The Portland Art Museum announces that Deana Dartt, Ph.D., Curator of Native American Art, will be leaving the Museum to focus on scholarly pursuits, prioritize her daughter’s education and return to a more traditional, home-based lifestyle.

“This position has been incredibly meaningful for me, but with the loss of both parents over the last year, I have shifted my priorities. This position deserves 100 percent attention and commitment, and right now I want to dedicate myself to raising my girl in a way that honors my core values. It’s a difficult choice, but I don’t want to miss this important time in her life,” Dr. Dartt said.

Dr. Dartt’s last day will be September 15, after which she will focus on expanding her work examining how art, history, and anthropology institutions incorporate Native voices, including finishing her book Negotiating the Master Narrative, to be published by the University of Nebraska Press.

“I am proud of the work Deana has done at the Museum, making relevant a major part of our holdings and connecting our institution to key stakeholders.  Her impact will be felt for some time as we continue to celebrate our Native American collection with thoughtful, innovative scholarship and programs that she helped shape,” said Brian Ferriso, The Marilyn H. and Dr. Robert B. Pamplin Jr. Director.

Dr. Dartt’s five-year tenure is exemplified by her commitment to acquiring, commissioning, exhibiting, and elevating contemporary Native American artists. Under her leadership, the Museum quadrupled its holdings of work by contemporary Native artists. Notable works include David Boxley’s Tribute Chest and Tribute Panel, Wendy Red Star’s Motor Oil Buffalo Dress, and Clarissa Rizal’s Resilience Robe.
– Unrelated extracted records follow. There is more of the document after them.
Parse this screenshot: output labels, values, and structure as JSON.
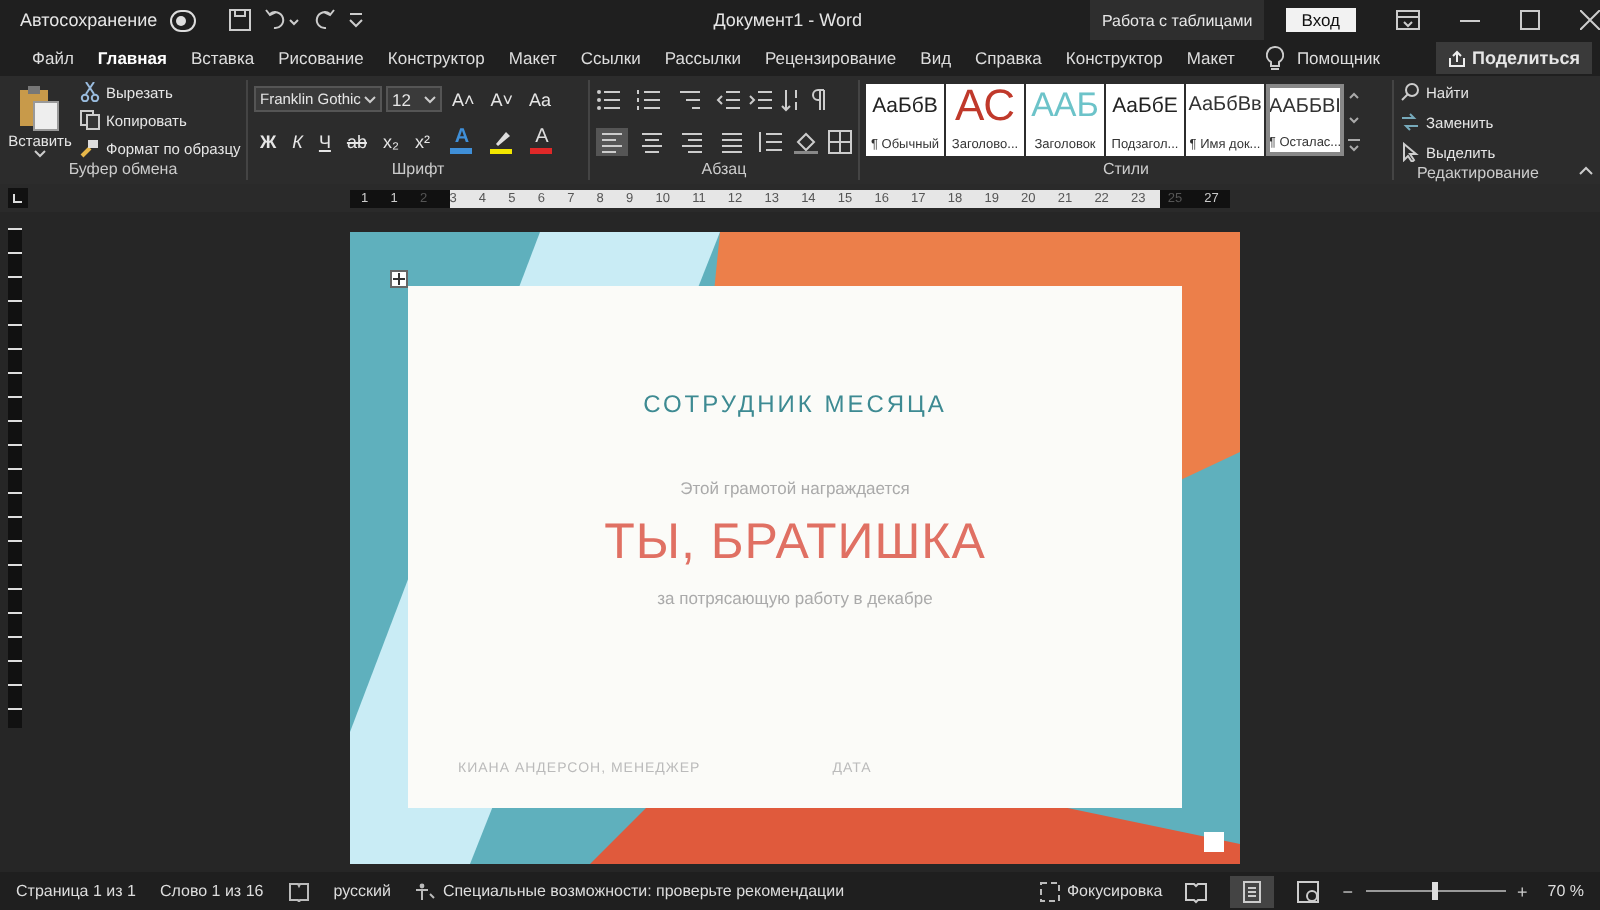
{
  "title_bar": {
    "autosave_label": "Автосохранение",
    "autosave_on": false,
    "title": "Документ1  -  Word",
    "context_tab": "Работа с таблицами",
    "sign_in": "Вход"
  },
  "tabs": [
    {
      "label": "Файл",
      "selected": false
    },
    {
      "label": "Главная",
      "selected": true
    },
    {
      "label": "Вставка",
      "selected": false
    },
    {
      "label": "Рисование",
      "selected": false
    },
    {
      "label": "Конструктор",
      "selected": false
    },
    {
      "label": "Макет",
      "selected": false
    },
    {
      "label": "Ссылки",
      "selected": false
    },
    {
      "label": "Рассылки",
      "selected": false
    },
    {
      "label": "Рецензирование",
      "selected": false
    },
    {
      "label": "Вид",
      "selected": false
    },
    {
      "label": "Справка",
      "selected": false
    },
    {
      "label": "Конструктор",
      "selected": false
    },
    {
      "label": "Макет",
      "selected": false
    }
  ],
  "assistant": "Помощник",
  "share": "Поделиться",
  "ribbon": {
    "clipboard": {
      "paste": "Вставить",
      "items": [
        "Вырезать",
        "Копировать",
        "Формат по образцу"
      ],
      "label": "Буфер обмена"
    },
    "font": {
      "name": "Franklin Gothic",
      "size": "12",
      "size_buttons": [
        "A˄",
        "A˅",
        "Aa"
      ],
      "format_buttons": [
        "Ж",
        "К",
        "Ч",
        "ab",
        "x₂",
        "x²"
      ],
      "color_buttons": [
        {
          "kind": "effects",
          "glyph": "A",
          "color": "#3f8fd8"
        },
        {
          "kind": "highlight",
          "color": "#f2e600"
        },
        {
          "kind": "font_color",
          "glyph": "A",
          "color": "#e02828"
        }
      ],
      "label": "Шрифт"
    },
    "paragraph": {
      "alignments": [
        {
          "selected": true
        },
        {
          "selected": false
        },
        {
          "selected": false
        },
        {
          "selected": false
        }
      ],
      "label": "Абзац"
    },
    "styles": {
      "items": [
        {
          "preview": "АаБбВ",
          "label": "¶ Обычный",
          "kind": "normal",
          "selected": false
        },
        {
          "preview": "АС",
          "label": "Заголово...",
          "kind": "red",
          "selected": false
        },
        {
          "preview": "ААБ",
          "label": "Заголовок",
          "kind": "teal",
          "selected": false
        },
        {
          "preview": "АаБбЕ",
          "label": "Подзагол...",
          "kind": "normal",
          "selected": false
        },
        {
          "preview": "АаБбВв",
          "label": "¶ Имя док...",
          "kind": "small",
          "selected": false
        },
        {
          "preview": "ААББВІ",
          "label": "¶ Осталас...",
          "kind": "small",
          "selected": true
        }
      ],
      "label": "Стили"
    },
    "editing": {
      "find": "Найти",
      "replace": "Заменить",
      "select": "Выделить",
      "label": "Редактирование"
    }
  },
  "ruler": [
    "1",
    "1",
    "2",
    "3",
    "4",
    "5",
    "6",
    "7",
    "8",
    "9",
    "10",
    "11",
    "12",
    "13",
    "14",
    "15",
    "16",
    "17",
    "18",
    "19",
    "20",
    "21",
    "22",
    "23",
    "25",
    "27"
  ],
  "certificate": {
    "heading": "СОТРУДНИК МЕСЯЦА",
    "intro": "Этой грамотой награждается",
    "name": "ТЫ, БРАТИШКА",
    "reason": "за потрясающую работу в декабре",
    "signature": "КИАНА АНДЕРСОН, МЕНЕДЖЕР",
    "date": "ДАТА"
  },
  "status_bar": {
    "page": "Страница 1 из 1",
    "words": "Слово 1 из 16",
    "language": "русский",
    "accessibility": "Специальные возможности: проверьте рекомендации",
    "focus": "Фокусировка",
    "views": [
      {
        "kind": "read",
        "selected": false
      },
      {
        "kind": "print",
        "selected": true
      },
      {
        "kind": "web",
        "selected": false
      }
    ],
    "zoom_out": "−",
    "zoom_in": "+",
    "zoom": {
      "level": 0.5
    },
    "zoom_label": "70 %"
  }
}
Dr. Dartt was responsible for the research, acquisition, cataloging, and exhibition of the 3,200-object permanent collection. In 2015 the Museum completed the three-year process of digitizing the entire Native American collection, which is now available online for researchers and tribes across the country to access.
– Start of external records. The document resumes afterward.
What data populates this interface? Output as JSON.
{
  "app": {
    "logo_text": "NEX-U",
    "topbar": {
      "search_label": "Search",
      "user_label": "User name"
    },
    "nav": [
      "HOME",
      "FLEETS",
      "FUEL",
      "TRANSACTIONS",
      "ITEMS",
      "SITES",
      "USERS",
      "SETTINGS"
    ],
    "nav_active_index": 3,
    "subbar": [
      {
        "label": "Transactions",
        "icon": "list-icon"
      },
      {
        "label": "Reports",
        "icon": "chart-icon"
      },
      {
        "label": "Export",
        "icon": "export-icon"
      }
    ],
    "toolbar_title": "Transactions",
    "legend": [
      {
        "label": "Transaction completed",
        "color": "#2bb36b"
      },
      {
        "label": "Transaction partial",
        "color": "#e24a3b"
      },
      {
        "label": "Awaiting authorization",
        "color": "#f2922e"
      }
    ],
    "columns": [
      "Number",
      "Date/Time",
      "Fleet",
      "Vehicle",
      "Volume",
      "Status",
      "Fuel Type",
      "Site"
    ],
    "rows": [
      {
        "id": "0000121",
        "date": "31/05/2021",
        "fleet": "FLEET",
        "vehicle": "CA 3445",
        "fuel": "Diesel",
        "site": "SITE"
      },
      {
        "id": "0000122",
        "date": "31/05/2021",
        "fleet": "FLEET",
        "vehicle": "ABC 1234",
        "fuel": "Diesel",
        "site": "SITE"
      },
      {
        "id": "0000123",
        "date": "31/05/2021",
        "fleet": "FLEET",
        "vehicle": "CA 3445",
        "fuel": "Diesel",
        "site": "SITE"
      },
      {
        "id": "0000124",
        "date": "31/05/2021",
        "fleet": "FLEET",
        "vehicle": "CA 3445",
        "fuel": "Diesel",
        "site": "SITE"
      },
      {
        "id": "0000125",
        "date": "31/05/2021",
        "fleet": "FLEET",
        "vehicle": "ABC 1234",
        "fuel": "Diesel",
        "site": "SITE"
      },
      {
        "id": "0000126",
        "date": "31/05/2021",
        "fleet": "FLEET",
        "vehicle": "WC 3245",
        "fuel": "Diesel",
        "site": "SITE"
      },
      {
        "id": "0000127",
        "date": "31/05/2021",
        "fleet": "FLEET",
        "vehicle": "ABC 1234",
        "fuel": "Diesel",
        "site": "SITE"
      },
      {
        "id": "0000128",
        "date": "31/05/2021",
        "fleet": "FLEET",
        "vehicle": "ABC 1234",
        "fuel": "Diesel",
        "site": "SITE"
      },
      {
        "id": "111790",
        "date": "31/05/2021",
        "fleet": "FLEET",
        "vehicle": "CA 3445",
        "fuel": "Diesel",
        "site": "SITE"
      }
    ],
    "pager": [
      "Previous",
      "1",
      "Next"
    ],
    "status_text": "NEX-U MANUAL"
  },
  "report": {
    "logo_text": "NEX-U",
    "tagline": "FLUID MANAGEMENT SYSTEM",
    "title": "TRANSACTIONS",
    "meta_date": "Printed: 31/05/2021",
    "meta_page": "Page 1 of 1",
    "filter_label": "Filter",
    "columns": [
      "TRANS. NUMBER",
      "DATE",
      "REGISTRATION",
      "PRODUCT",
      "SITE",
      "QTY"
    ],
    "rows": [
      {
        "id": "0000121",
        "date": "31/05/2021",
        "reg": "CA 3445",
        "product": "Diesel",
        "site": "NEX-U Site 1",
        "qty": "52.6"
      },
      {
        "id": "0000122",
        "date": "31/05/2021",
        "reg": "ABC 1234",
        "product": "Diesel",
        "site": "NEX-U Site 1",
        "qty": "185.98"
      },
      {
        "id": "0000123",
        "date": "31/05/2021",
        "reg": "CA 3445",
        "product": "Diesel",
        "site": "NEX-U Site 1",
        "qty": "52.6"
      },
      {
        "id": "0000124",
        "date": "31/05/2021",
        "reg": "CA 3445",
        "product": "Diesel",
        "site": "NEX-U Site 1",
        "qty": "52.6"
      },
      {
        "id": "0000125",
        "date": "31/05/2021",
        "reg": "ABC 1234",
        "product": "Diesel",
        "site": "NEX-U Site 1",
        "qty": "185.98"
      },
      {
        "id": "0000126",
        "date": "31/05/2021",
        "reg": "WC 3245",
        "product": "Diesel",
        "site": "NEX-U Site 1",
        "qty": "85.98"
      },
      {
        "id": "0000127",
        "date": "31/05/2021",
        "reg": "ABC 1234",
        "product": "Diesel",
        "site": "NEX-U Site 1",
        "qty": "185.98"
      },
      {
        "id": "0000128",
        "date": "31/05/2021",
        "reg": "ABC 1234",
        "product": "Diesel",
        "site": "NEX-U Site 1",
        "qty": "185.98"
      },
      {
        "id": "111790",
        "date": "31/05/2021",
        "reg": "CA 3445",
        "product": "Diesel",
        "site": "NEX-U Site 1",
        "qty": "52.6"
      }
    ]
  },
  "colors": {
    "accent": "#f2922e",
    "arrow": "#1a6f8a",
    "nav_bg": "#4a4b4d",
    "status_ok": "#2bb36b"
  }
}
In 2015 Dr. Dartt opened the Center for Contemporary Native Art—a dedicated gallery for presenting the work and perspectives of contemporary Native artists. Furthering her work to educate Museum visitors about the Native experience, Dr. Dartt co-curated, with photography curator Dr. Julia Dolan, the acclaimed Contemporary Native Photographers and the Edward Curtis Legacy, an exhibition that juxtaposed contemporary portraiture by Native American photographers alongside Edward Curtis’ renowned work. Dr. Dartt is also the host curator for the upcoming Native Fashion Now, an exhibition opening June 4 that celebrates the visual range, creative expression and political nuance of Native American fashion.
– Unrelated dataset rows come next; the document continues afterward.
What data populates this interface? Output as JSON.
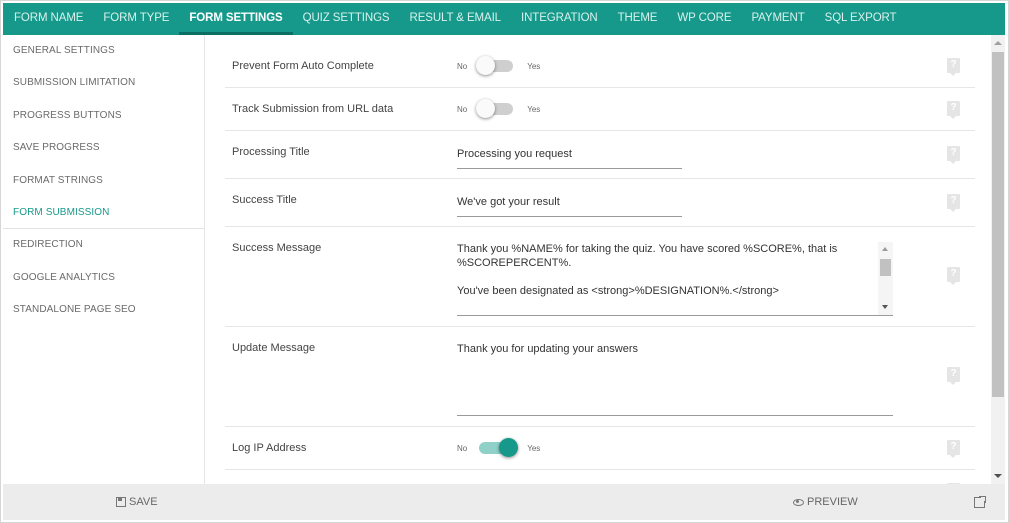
{
  "tabs": [
    {
      "label": "FORM NAME"
    },
    {
      "label": "FORM TYPE"
    },
    {
      "label": "FORM SETTINGS"
    },
    {
      "label": "QUIZ SETTINGS"
    },
    {
      "label": "RESULT & EMAIL"
    },
    {
      "label": "INTEGRATION"
    },
    {
      "label": "THEME"
    },
    {
      "label": "WP CORE"
    },
    {
      "label": "PAYMENT"
    },
    {
      "label": "SQL EXPORT"
    }
  ],
  "active_tab": "FORM SETTINGS",
  "sidebar": {
    "items": [
      {
        "label": "GENERAL SETTINGS"
      },
      {
        "label": "SUBMISSION LIMITATION"
      },
      {
        "label": "PROGRESS BUTTONS"
      },
      {
        "label": "SAVE PROGRESS"
      },
      {
        "label": "FORMAT STRINGS"
      },
      {
        "label": "FORM SUBMISSION"
      },
      {
        "label": "REDIRECTION"
      },
      {
        "label": "GOOGLE ANALYTICS"
      },
      {
        "label": "STANDALONE PAGE SEO"
      }
    ],
    "active": "FORM SUBMISSION"
  },
  "settings": {
    "auto_complete": {
      "label": "Prevent Form Auto Complete",
      "no": "No",
      "yes": "Yes",
      "checked": false
    },
    "track_url": {
      "label": "Track Submission from URL data",
      "no": "No",
      "yes": "Yes",
      "checked": false
    },
    "processing_title": {
      "label": "Processing Title",
      "value": "Processing you request"
    },
    "success_title": {
      "label": "Success Title",
      "value": "We've got your result"
    },
    "success_message": {
      "label": "Success Message",
      "line1": "Thank you %NAME% for taking the quiz. You have scored %SCORE%, that is %SCOREPERCENT%.",
      "line2": "You've been designated as <strong>%DESIGNATION%.</strong>"
    },
    "update_message": {
      "label": "Update Message",
      "value": "Thank you for updating your answers"
    },
    "log_ip": {
      "label": "Log IP Address",
      "no": "No",
      "yes": "Yes",
      "checked": true
    }
  },
  "help_glyph": "?",
  "footer": {
    "save_label": "SAVE",
    "preview_label": "PREVIEW"
  },
  "colors": {
    "accent": "#16998a",
    "topbar": "#16998a",
    "footer": "#ececec"
  },
  "icons": {
    "save": "floppy-disk-icon",
    "preview": "eye-icon",
    "external": "external-link-icon",
    "help": "help-icon"
  }
}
The work that Dr. Dartt has done to establish relationships with local, regional and national tribes has allowed the Museum to fulfill its Native American Graves Protection and Repatriation Act responsibilities. To date the Museum has repatriated items to the Crow in Montana, and there are 18 pending requests. Thanks to a four-year Mellon Foundation grant, the resources needed to continue the collections research and community outreach will continue after Dr. Dartt departs.

Prior to joining the Museum, Dr. Dartt served as Curator of Native American Ethnology at the University of Washington’s Burke Museum from 2008 to 2012. She will continue to be involved with the Museum as a consultant on Contemporary Native Photographers and the Edward Curtis Legacy traveling exhibition plans and book publication, and with the Portland-based Native Art Advisory Board, a group of Native artists and art professionals she created to help inform Native American art activities at the Museum.

A send-off celebration will be scheduled this September prior to Dartt’s departure, and a national search for her replacement will begin immediately.